The latest result comes from a group at the University of Verona in Italy, led by Federico Schena. They divided 29 well-trained recreational runners (average age 44) into three groups for eight weeks of training three times a week:
- One group did “low intensity” running, primarily between 70 per cent and 105 per cent of tempo pace.
- The second group did “high intensity” running, between 95 per cent and 150 per cent of tempo pace, with the total training load (time x intensity) equalised between the two groups.
- The third group did the same training as the low intensity group, but added one weekly session using the “YoYo Leg Press,” a leg press device that promises to resist eccentric muscle contractions. Each workout was just 4 sets of 7 reps.
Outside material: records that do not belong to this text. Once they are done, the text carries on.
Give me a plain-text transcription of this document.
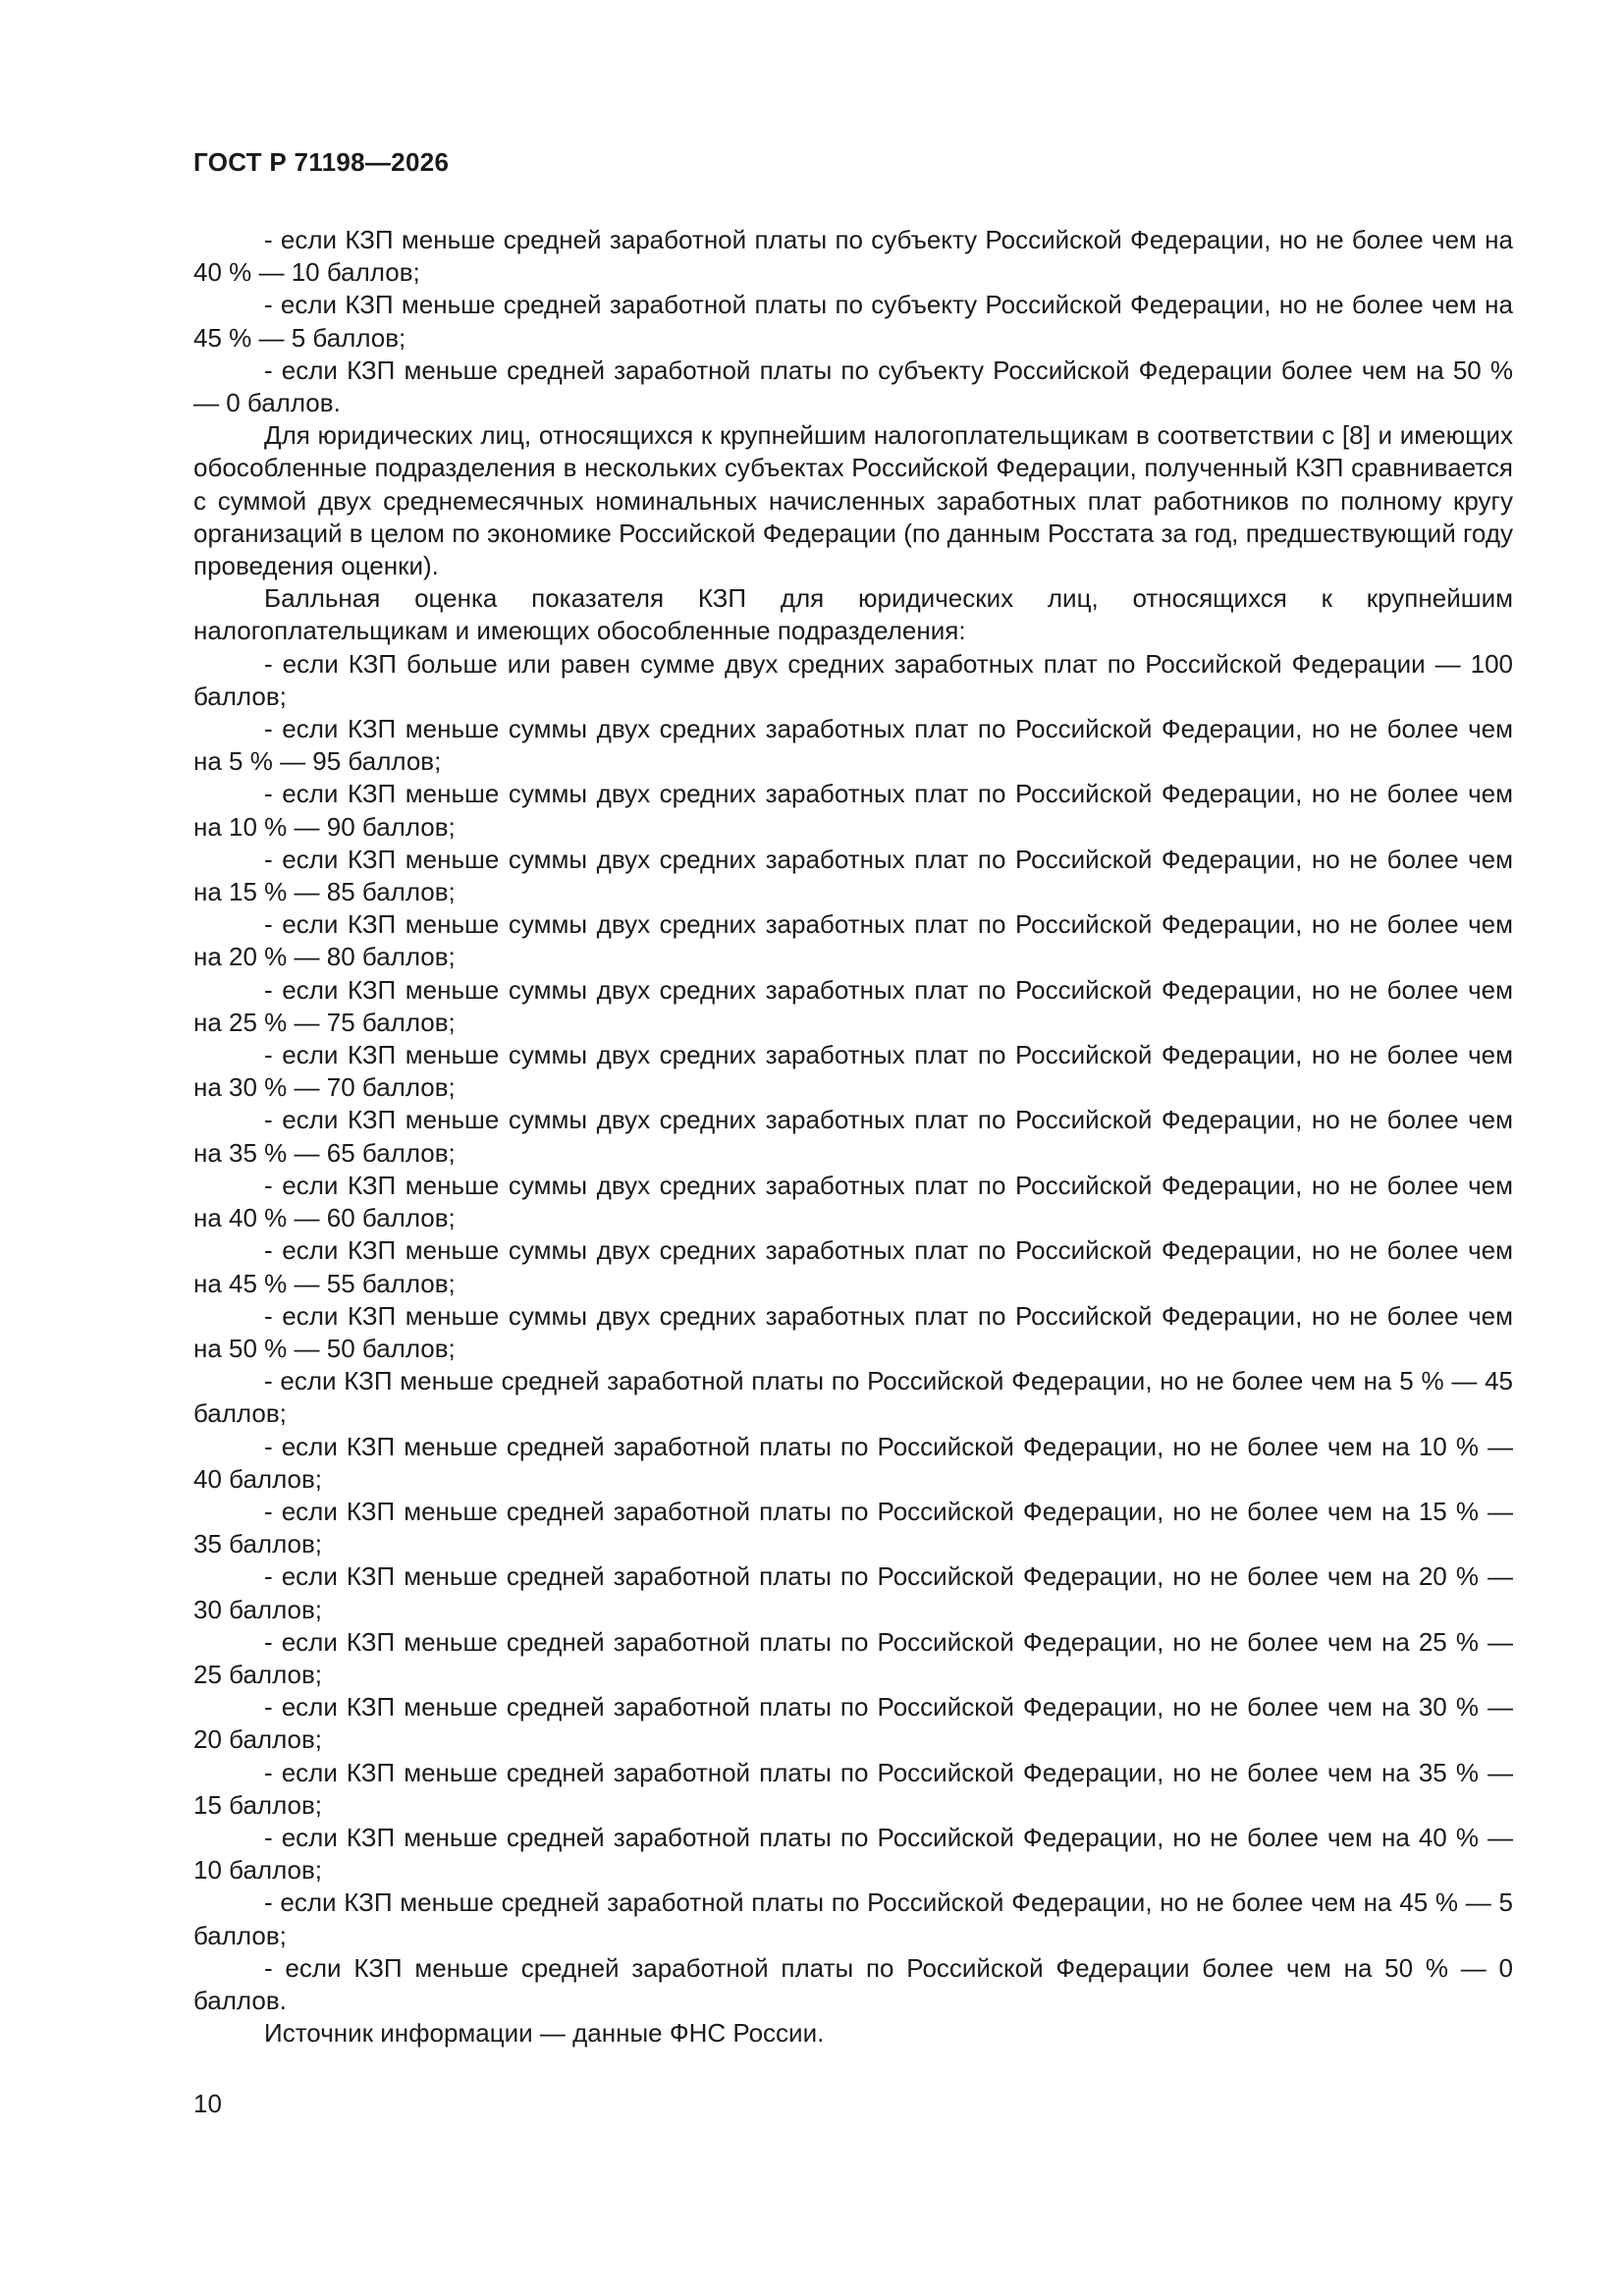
ГОСТ Р 71198—2026

- если КЗП меньше средней заработной платы по субъекту Российской Федерации, но не более чем на 40 % — 10 баллов;

- если КЗП меньше средней заработной платы по субъекту Российской Федерации, но не более чем на 45 % — 5 баллов;

- если КЗП меньше средней заработной платы по субъекту Российской Федерации более чем на 50 % — 0 баллов.

Для юридических лиц, относящихся к крупнейшим налогоплательщикам в соответствии с [8] и имеющих обособленные подразделения в нескольких субъектах Российской Федерации, полученный КЗП сравнивается с суммой двух среднемесячных номинальных начисленных заработных плат работников по полному кругу организаций в целом по экономике Российской Федерации (по данным Росстата за год, предшествующий году проведения оценки).

Балльная оценка показателя КЗП для юридических лиц, относящихся к крупнейшим налогоплательщикам и имеющих обособленные подразделения:

- если КЗП больше или равен сумме двух средних заработных плат по Российской Федерации — 100 баллов;

- если КЗП меньше суммы двух средних заработных плат по Российской Федерации, но не более чем на 5 % — 95 баллов;

- если КЗП меньше суммы двух средних заработных плат по Российской Федерации, но не более чем на 10 % — 90 баллов;

- если КЗП меньше суммы двух средних заработных плат по Российской Федерации, но не более чем на 15 % — 85 баллов;

- если КЗП меньше суммы двух средних заработных плат по Российской Федерации, но не более чем на 20 % — 80 баллов;

- если КЗП меньше суммы двух средних заработных плат по Российской Федерации, но не более чем на 25 % — 75 баллов;

- если КЗП меньше суммы двух средних заработных плат по Российской Федерации, но не более чем на 30 % — 70 баллов;

- если КЗП меньше суммы двух средних заработных плат по Российской Федерации, но не более чем на 35 % — 65 баллов;

- если КЗП меньше суммы двух средних заработных плат по Российской Федерации, но не более чем на 40 % — 60 баллов;

- если КЗП меньше суммы двух средних заработных плат по Российской Федерации, но не более чем на 45 % — 55 баллов;

- если КЗП меньше суммы двух средних заработных плат по Российской Федерации, но не более чем на 50 % — 50 баллов;

- если КЗП меньше средней заработной платы по Российской Федерации, но не более чем на 5 % — 45 баллов;

- если КЗП меньше средней заработной платы по Российской Федерации, но не более чем на 10 % — 40 баллов;

- если КЗП меньше средней заработной платы по Российской Федерации, но не более чем на 15 % — 35 баллов;

- если КЗП меньше средней заработной платы по Российской Федерации, но не более чем на 20 % — 30 баллов;

- если КЗП меньше средней заработной платы по Российской Федерации, но не более чем на 25 % — 25 баллов;

- если КЗП меньше средней заработной платы по Российской Федерации, но не более чем на 30 % — 20 баллов;

- если КЗП меньше средней заработной платы по Российской Федерации, но не более чем на 35 % — 15 баллов;

- если КЗП меньше средней заработной платы по Российской Федерации, но не более чем на 40 % — 10 баллов;

- если КЗП меньше средней заработной платы по Российской Федерации, но не более чем на 45 % — 5 баллов;

- если КЗП меньше средней заработной платы по Российской Федерации более чем на 50 % — 0 баллов.

Источник информации — данные ФНС России.

10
The results were pretty straightforward: no change in running economy in the first two groups, and ~five per cent improvement in running economy in the strength training group (from 4.5 to 4.3 Joules/metre, p<0.05). Maximal leg-press strength also increased in the strength-training group (not surprisingly), but muscle mass measured by DXA didn’t change, suggesting the improvements were neuromuscular.
Again, this is yet another small study, but it adds to a pattern of results suggesting that strength training might be a means of improving running economy. A couple of points to note:
- The selling point of the YoYo press is that it targets eccentric contraction; but it also involves concentric contraction, so there’s no way of knowing whether the improvements have anything to do with eccentric contraction. To make that claim, you’d need to compare the YoYo press with a conventional leg press. For now, I think all we can conclude is that strength training helps.
- The runners in this study were mostly masters runners, with an average age of 44. There’s a little bit of evidence that, in cyclists at least, older athletes get a bigger boost from strength training than younger ones, presumably because age-related decline means that older athletes are typically weaker to begin with. Something to keep in mind as motivation if you’re past your mid-30s.